Wall Street Strategies’ Sozzi says investors will look past the consumer spending concerns at this stage. “Retailers in their infant stages, provided they are producing robust top and bottom line growth rates, will fall into favor with investors no matter if the consumer spending environment is volatile.”
Teavana also mentions Japan, one of its suppliers, among the risk factors.
“Public concerns about potential contamination, whether or not based in fact, could result in a reduction in demand for our products sourced from Japan,” Teavana says in its prospectus. “Any of these developments could have a material adverse effect on our business, financial condition and results of operations.”
Teavana doesn’t provide the numbers on how much of its product comes from Japan.
Some IPO analysts don’t like that Teavana’s offering has a small float and that most of it is owned by the company’s founder and the financial backing fund.

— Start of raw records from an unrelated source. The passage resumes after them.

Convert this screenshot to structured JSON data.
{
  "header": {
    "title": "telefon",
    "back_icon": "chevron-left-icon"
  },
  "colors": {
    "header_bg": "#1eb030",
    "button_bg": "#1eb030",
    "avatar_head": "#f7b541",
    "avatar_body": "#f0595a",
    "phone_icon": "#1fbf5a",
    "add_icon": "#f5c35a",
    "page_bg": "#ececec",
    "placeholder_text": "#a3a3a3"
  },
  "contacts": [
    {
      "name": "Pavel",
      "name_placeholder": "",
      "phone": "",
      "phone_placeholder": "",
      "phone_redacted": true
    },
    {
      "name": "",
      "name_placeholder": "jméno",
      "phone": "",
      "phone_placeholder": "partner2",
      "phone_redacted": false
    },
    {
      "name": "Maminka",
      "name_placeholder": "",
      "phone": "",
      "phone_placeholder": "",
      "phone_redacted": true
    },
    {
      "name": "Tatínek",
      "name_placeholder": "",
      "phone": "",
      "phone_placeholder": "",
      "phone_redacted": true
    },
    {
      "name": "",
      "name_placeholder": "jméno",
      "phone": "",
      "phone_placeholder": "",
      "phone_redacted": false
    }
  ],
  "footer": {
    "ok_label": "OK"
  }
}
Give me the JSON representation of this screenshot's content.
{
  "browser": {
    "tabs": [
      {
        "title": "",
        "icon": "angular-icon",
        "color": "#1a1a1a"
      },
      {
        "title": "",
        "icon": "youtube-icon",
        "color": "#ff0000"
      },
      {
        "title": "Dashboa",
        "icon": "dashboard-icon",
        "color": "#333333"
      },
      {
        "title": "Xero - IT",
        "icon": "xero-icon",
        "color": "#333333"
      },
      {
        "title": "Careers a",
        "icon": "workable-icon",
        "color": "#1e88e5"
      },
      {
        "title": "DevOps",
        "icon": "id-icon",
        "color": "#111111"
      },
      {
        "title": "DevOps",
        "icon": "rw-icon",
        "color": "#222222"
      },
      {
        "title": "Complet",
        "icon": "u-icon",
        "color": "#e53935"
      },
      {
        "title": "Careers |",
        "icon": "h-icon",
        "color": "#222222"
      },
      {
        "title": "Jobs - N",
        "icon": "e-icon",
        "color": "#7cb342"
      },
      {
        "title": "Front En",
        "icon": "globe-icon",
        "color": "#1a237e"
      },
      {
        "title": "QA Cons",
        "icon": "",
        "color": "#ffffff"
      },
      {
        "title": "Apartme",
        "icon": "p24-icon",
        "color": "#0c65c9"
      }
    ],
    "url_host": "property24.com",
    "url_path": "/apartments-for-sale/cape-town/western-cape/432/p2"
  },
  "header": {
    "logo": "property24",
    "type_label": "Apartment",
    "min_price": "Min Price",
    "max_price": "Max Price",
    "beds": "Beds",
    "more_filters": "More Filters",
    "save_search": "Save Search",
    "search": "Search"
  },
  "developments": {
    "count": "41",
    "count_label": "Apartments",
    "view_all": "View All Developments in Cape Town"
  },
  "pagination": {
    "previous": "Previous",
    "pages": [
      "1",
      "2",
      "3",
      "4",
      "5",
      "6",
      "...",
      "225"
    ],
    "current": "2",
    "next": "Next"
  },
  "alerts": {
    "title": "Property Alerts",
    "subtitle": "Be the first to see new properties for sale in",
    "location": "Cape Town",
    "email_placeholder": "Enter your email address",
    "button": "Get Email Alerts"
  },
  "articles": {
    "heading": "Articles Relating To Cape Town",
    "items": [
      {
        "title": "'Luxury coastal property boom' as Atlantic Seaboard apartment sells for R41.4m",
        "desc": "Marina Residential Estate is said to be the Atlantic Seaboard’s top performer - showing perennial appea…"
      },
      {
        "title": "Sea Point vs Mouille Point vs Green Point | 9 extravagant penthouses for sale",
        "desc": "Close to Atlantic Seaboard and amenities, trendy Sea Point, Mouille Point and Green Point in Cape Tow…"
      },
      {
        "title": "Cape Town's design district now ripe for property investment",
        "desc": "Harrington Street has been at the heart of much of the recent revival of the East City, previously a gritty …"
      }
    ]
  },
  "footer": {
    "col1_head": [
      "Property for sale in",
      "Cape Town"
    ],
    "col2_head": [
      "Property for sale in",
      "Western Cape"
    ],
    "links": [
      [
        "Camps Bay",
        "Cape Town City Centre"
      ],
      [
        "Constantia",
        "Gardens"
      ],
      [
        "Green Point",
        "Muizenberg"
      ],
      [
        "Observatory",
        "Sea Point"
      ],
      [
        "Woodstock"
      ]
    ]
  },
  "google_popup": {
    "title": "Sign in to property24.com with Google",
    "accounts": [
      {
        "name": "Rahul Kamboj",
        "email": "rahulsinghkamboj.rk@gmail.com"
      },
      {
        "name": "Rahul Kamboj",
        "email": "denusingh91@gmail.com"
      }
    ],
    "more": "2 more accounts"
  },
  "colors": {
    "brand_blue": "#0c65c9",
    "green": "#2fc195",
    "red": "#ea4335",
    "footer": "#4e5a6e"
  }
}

But Sozzi does not see a problem and says it will likely help the stock pop on IPO day and beyond.
“The limited float suggests the founder will continue to be involved, which is important to get things correct in the next two years,” Sozzi said. “Long-term you would want to see a transition of power, but right now, knowledge is power.”
Teavana plans to list on the NYSE under the symbol TEA. BofA Merrill Lynch and Goldman Sachs are the lead underwriters on the deal.